Three states feed a nation.

The backbone of a country is its agriculture. The United States, in particular, has some states responsible for a large part of it. AND farmers, and traders all depend on accurate climate data to predict crop turnout and fair market prices. Iowa, Kansas, and Texas grow the corn in your tortilla chips, the wheat in your bread, and the cotton in your t-shirt. Together, they form the engine that fuels American agriculture. However, each state's agriculture is largely affected by the climate in which they grow.

The Conflict

This climate information is extremely important. The turnout of produce affects the price at which it can be sold, and traders in the industry have to constantly keep track of the satellite NDVI to keep up. However, having the same average across the state, is problematic because the entire state does not have the exact same climate, and by grouping the entire region as if it did, leads to an inaccurate estimate of what the produce should cost.

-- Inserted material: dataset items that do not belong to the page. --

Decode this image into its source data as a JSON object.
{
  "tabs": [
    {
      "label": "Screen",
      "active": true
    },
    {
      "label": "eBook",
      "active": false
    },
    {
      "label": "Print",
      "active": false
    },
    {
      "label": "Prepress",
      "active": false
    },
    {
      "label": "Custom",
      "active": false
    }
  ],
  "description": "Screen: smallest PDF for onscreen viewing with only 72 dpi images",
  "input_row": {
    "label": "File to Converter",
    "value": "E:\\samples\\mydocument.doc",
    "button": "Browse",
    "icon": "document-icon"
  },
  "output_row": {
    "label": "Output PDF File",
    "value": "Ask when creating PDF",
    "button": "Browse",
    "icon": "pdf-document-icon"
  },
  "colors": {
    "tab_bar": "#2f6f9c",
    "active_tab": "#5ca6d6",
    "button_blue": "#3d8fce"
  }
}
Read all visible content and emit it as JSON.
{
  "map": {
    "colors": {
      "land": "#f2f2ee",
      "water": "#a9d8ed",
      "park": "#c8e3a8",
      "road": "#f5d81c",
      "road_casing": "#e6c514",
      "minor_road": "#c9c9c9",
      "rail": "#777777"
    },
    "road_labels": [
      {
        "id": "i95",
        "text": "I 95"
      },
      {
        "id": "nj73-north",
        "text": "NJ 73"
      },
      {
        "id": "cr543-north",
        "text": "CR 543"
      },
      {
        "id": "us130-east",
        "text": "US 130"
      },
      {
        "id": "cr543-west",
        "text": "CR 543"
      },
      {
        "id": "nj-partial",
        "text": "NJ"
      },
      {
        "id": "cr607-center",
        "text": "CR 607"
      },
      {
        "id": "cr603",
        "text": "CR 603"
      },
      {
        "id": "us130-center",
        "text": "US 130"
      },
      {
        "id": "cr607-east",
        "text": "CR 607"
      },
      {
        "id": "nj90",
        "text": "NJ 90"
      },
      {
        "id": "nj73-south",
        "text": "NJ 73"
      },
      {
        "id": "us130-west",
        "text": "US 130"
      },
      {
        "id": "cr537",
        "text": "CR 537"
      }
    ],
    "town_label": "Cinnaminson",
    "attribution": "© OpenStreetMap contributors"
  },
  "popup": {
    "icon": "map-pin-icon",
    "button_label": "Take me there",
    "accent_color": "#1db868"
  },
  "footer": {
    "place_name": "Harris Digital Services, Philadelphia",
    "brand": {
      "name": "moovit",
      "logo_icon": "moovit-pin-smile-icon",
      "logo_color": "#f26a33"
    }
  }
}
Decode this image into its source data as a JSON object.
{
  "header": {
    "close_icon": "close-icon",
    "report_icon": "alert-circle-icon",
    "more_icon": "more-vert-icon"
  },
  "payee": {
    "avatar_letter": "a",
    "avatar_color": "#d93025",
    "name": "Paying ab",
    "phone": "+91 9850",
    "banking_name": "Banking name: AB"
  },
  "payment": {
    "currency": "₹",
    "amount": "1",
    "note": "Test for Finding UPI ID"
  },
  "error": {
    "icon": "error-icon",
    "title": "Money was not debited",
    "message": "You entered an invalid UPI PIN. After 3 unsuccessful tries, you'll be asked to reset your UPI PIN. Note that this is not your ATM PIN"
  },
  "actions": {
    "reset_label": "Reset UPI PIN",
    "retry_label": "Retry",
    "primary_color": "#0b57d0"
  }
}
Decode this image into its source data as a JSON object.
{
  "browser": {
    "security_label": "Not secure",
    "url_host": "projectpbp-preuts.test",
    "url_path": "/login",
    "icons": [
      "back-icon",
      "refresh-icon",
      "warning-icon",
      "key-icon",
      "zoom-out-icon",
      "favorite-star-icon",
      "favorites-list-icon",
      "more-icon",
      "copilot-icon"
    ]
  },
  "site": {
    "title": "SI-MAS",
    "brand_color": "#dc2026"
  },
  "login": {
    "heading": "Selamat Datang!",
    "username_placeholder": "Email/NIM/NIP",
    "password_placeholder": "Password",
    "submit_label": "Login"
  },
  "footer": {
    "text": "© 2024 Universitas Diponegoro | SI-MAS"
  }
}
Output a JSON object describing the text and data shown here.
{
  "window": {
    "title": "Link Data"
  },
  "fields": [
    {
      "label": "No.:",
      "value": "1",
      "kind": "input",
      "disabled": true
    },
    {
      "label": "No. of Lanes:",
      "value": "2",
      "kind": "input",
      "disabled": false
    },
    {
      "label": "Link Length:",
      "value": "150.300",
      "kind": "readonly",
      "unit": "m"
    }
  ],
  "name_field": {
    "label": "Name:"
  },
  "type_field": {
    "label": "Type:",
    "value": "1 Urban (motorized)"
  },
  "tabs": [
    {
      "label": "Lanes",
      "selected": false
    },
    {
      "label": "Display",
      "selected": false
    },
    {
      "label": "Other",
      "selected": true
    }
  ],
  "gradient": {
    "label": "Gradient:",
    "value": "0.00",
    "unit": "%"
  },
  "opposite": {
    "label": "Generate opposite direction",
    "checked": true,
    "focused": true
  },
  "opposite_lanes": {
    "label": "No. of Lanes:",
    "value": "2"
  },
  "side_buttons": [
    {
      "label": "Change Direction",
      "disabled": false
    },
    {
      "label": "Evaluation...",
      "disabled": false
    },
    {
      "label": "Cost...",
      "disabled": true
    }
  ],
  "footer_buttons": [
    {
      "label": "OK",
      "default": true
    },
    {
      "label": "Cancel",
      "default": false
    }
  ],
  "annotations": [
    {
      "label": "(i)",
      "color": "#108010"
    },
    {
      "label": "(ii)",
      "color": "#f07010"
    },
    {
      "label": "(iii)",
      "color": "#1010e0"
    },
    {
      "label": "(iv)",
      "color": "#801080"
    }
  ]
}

But state averages tell a comforting fiction.

Encompassing the entire state with one number is not accurate to the real climate of a state. Western Kansas is a desert, while Eastern Kansas is humid. Despite this, most climate dashboards will represent this with a single number that ends up not being indicative of the real story.

Inside the average

The big number beside each state is what is typically reported by most dashboards. The colored texture across the state is the actual climate across 458 counties. Hover over any county to read the counties' means and gap from the states' mean.

The Resolution · Our flagship tool

A time machine for America's farms.

THEREFORE, we should built this interactive dashboard to reveal what state averages miss. By combining satellite measurements of vegetation, temperature, and precipitation, the visualization exposes how climate stress unfolds differently across individual counties in Iowa, Kansas, and Texas. Explore seven key points in the agricultural calendar or take control yourself, and hover over any county to see its unique 12-month story emerge.

Scene 1 of 7 · January

The world is asleep.

In winter, the land is dormant across all three states. NDVI hovers near zero everywhere.

January drag, or press play

Iowa

Corn

Kansas

Wheat

Texas

Cotton
Hover any county to reveal its full-year story →

The Lifecycle

Every crop draws its own ring.

Read the year clockwise from January. The further the line from center, the greener the land. Iowa explodes upward as corn matures in July, Kansas climbs steadily and stays high through summer, while Texas peaks early in May and then dips as the climate gets warmer.

Iowa · Corn Kansas · Wheat Texas · Cotton Dashed rings: 0.3 Emergence 0.5 Mid 0.7 Peak Greenness

The Relationships

Heat and rain do not love crops equally.

Each faint background small dot is one county in one month. Each numbered bubbles from 1 to 12 is one state in one month. The line with arrow connecting points is an indicator of time sequence from January to December. By observing what happens when we isolate a single crop, we begin to see three very different stories of the relationship between climate and vegetation.

Filtered by
Plotted against

LST Day Temperature vs Vegetation

Land Surface Temp — Day (°C) on x-axis · NDVI on y-axis

Texas is consistently the hottest every month, but Iowa's more moderate daytime soil temperatures push NDVI the highest. Pure heat doesn't decide greenness. it’s the timing of warmth for emergence and the avoidance of heat stress during peak and harvest.

A Hidden Variable

Crops feel the night too.

Plants respire after dark. The wider the day and night gap in land surface temperature, the more energy crops burn just to stay alive intead of building grain or fiber. Below, each panel splits day-time LST from night-time LST for every month of 2023. (Remember the difference of NDVI trend of cool night state Iowa and warm night state Texas from above scatterplot)

So what did we learn?

Three findings, one warning.

01

State averages can lie by 0.6 NDVI.

In April 2023, eastern Texas counties hit a near-rainforest 0.79 while western Texas counties never broke 0.15. Reporting a single state value masks a 0.64 gap inside one state. This difference is larger than any difference between Iowa, Kansas, and Texas as wholes.

02

Temperature alone does not explain greenness.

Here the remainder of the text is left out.